"Avoir le béguin"
Le 07/08/2014
Connaissiez-vous l'origine de l'expression "Avoir le béguin de..." ?
Cette expression trouve sa source au XIIe siècle. On l'utilise pour parler d'une personne éperdument amoureuse au point d'en être aveugle. Le terme en usage était "être coiffé(e)", à l'instar de ceux qui portent un bonnet enfoncé jusqu'aux yeux. De "coiffé" à "embéguiné" il n'y eut qu'un pas et c'est ainsi qu'en l'espace de deux siècles l'expression "avoir le béguin de..." acquit ses lettres de noblesse.
Au XIIe siècle, à Liège (Belgique), apparaît le premier couvent de soeurs de l'ordre de Saint-François. Ces religieuses, les béguines. - portaient une coiffe en toile fine : le "béguin". "Béguine" et "béguin" dérivant du nom du fondateur de ce couvent : Lambert Le Bège (1131 - 1177). Plus tard, il s'agira d'une coiffe que l'on faisait porter aux enfants sous leur bonnet.
Un peu d'histoire
Dès leur constitution, les béguines furent les premières "religieuses dans le monde". N'ayant fait vœu d'appartenance à aucun ordre religieux, elles avaient une liberté d'action caritative que n'avaient pas les moniales cloîtrées. Elles s'installaient souvent à proximité d'une église paroissiale. Leurs logis étaient indépendants mais, rassemblés pour mieux se protéger, s'entraider et surtout pratiquer leurs dévotions et activités caritatives, ils formaient un béguinage. Cependant, il arrivait qu'elles puissent tout aussi bien vivre dans leur famille, voire avec un époux. Leur caractéristique était l’absence de règle : elles pouvaient choisir de faire un vœu, souvent de chasteté (avec l’accord de leur époux si elles étaient mariées).
À travers une règle de vie très souple, les béguines cherchent une nouvelle manière d'exprimer leur foi. C'est une sorte de démocratie avant l'heure. Il n'y a pas de mère supérieure, juste une "Grande Dame" élue pour quelques années. De même, chaque béguinage édicte ses propres règles, toujours modifiables. Rien n'est imposé : ni l'habillement, ni l'habitat. La plupart des béguines vivent seules dans une maisonnette où elles prennent leur repas. Les plus pauvres rejoignent la maison communautaire, le couvent. Le travail, moyen d'émancipation économique, fait partie de leur existence. Elles s'occupent du blanchissage des draps, du lavage de la laine, travaillent à la ferme, fabriquent des bougies. Les plus instruites se tournent vers l'enseignement. Enfin, grâce aux infirmeries présentes dans les béguinages, elles acquièrent un savoir-faire médical.
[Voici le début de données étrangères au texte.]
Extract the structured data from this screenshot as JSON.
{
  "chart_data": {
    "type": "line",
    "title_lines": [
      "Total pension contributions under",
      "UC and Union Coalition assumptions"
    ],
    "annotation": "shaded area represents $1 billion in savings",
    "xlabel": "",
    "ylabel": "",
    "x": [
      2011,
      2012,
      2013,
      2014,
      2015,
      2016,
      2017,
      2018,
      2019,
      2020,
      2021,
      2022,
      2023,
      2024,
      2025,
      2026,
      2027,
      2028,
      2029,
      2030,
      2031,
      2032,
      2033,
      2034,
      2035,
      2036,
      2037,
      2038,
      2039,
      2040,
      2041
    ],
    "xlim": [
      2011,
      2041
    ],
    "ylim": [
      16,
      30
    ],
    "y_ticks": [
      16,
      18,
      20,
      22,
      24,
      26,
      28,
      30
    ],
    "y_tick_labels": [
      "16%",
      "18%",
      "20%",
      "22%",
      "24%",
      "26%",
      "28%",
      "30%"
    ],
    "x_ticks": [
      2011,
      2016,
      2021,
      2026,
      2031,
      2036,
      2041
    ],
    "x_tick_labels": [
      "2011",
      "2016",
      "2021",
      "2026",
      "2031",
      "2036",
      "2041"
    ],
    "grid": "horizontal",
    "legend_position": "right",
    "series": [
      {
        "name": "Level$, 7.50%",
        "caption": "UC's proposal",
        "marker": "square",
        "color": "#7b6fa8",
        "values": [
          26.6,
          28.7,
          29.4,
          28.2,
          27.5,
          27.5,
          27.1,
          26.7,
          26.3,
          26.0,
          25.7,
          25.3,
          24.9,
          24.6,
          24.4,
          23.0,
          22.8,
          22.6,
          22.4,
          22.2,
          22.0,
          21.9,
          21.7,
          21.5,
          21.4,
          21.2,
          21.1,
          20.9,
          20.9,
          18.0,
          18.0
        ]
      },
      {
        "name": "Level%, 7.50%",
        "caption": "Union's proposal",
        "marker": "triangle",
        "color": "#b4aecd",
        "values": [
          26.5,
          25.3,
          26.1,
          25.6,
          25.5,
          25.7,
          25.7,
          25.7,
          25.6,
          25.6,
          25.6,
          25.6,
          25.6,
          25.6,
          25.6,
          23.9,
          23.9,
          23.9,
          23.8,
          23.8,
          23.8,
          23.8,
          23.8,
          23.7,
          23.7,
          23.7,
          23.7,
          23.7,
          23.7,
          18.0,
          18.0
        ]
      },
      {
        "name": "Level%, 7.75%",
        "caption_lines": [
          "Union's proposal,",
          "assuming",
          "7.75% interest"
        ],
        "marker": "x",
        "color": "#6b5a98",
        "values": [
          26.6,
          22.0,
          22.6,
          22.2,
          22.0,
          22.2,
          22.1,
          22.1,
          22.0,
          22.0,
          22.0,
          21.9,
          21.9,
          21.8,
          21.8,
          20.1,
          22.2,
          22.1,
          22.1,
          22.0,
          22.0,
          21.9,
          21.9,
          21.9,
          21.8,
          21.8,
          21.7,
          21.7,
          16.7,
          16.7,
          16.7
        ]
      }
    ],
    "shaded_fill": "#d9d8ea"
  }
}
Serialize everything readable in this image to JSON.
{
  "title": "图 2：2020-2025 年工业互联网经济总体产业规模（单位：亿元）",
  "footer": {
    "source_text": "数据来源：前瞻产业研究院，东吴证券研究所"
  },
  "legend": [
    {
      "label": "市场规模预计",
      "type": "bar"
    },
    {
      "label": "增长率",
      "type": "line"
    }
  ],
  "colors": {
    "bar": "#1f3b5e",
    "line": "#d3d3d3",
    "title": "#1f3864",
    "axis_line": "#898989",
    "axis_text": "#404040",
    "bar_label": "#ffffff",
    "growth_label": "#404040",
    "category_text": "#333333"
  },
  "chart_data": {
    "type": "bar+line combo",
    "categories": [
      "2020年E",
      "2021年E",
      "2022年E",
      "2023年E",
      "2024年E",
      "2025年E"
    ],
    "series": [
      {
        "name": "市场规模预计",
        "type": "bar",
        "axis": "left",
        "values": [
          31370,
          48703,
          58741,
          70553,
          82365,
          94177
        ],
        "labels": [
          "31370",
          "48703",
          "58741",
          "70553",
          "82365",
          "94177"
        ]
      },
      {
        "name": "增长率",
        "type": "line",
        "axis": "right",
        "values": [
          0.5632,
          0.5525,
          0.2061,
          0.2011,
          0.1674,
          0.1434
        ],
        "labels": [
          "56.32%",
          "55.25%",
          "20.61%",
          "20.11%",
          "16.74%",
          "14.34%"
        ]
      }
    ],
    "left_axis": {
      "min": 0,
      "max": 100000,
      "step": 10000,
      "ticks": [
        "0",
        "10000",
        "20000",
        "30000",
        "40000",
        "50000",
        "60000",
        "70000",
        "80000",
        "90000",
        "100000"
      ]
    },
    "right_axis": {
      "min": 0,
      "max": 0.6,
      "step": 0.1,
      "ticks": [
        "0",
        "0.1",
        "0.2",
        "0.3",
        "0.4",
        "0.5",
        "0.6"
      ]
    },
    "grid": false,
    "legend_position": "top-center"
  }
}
Beaucoup d'entre elles vivent aussi leur foi en s'adonnant à l'art.
Mais cette émancipation, et l'absence de règle précise étant inacceptables pour l'Église, le deuxième concile du Latran mit fin à ce "désordre" en 1139 : déclarant hérétiques les manichéens et les gnostiques, il formula les premières condamnations contre les cathares et les béguines. Plus tard, le Concile de Vienne (1311-1312) se réunissant à la demande du roi de France Philippe le Bel statua sur la dissolution de l'Ordre du Temple et prononça l'interdiction des béguinages. En 1311, la mystique Marguerite Porete fut brûlée à Paris pour hérésie.